Performing a series of quadriceps strengthening exercises will help better support the kneecap and reduce cartilage wear. To improve this knee pathology without giving up cycling, we recommend a few:
  • Standing with your legs extended, simply contract your quadriceps hard as if pushing towards the ground and hold the contraction for 10 seconds. Rest for another 10 seconds and contract again. Do 10 repetitions.
  • Leaning your back against the wall, bend your knees about 45 degrees, hold a ball between your knees. 8 repetitions of 20 seconds resting 20 seconds between repetitions.
  • Sitting in a chair, stretch one leg and keep it extended horizontally. On the fifth day, put on some ankle weight. 8 repetitions of 20 seconds, resting 20 seconds between repetitions.
  • In the extension machine quadriceps, do only the last 10 degrees of the movement and maintain the muscle contraction for 5 seconds with the knee extended.
  • Sitting on the floor, with your back against the wall and your legs extended.
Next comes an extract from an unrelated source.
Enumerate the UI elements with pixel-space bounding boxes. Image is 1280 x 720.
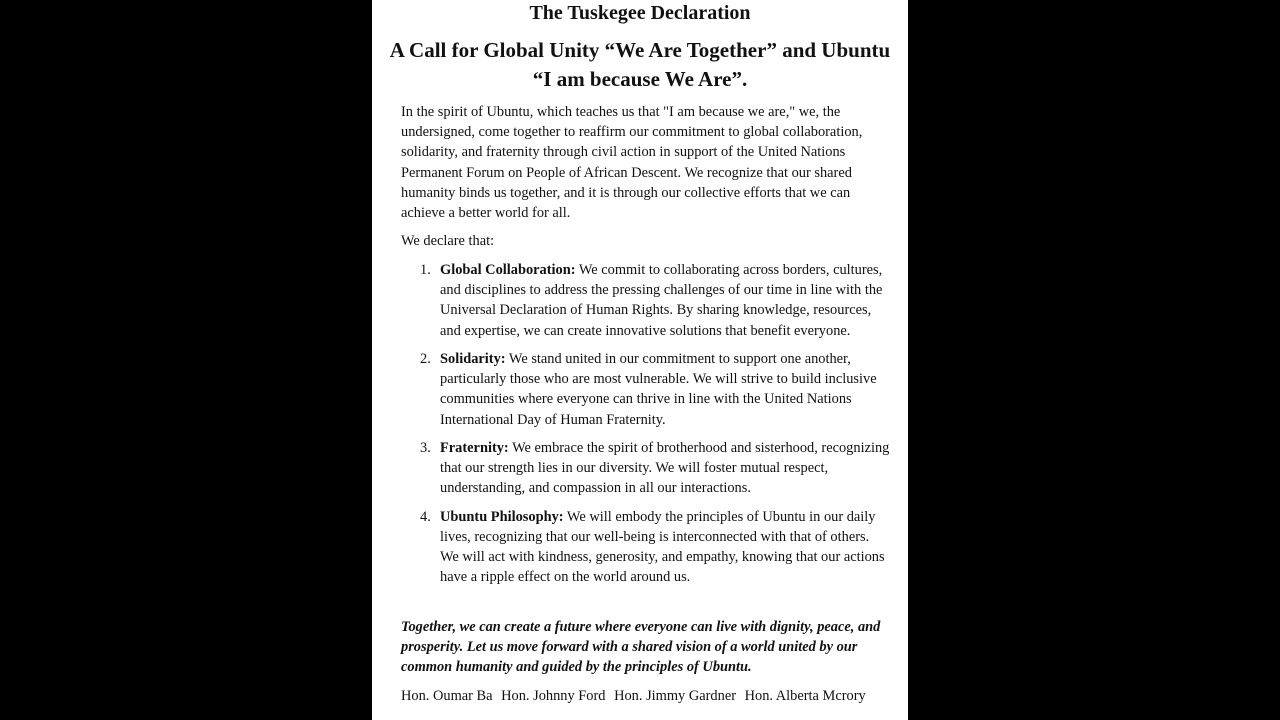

Place a rolled towel under your knees. Contract your quadriceps, straighten your knee and lift your ankle off the ground. Start with 15 repetitions and increase.
  • Hamstring stretches (sitting, leg bent with the knee out, bring your hands to the feet of the stretched leg) and quadriceps (standing, bend the leg holding the ankle with your hand).

 Riding the bicycle through incredible places



Always using your own mountain bike also helps to strengthen the quadriceps and therefore to better support the kneecap and thus avoid rubbing against the femur. All this in order to avoid the happy and annoying Chondromalacia patella.

But as we told you at the beginning, if you like to practice a sport, do not abandon it unless a specialist expressly tells you otherwise. If in your case it is cycling, even better because throughout the country you will find the best opportunities to ride your bike, either on a MTB route or renting the bicycle that best suits the journey you want to travel by pedaling.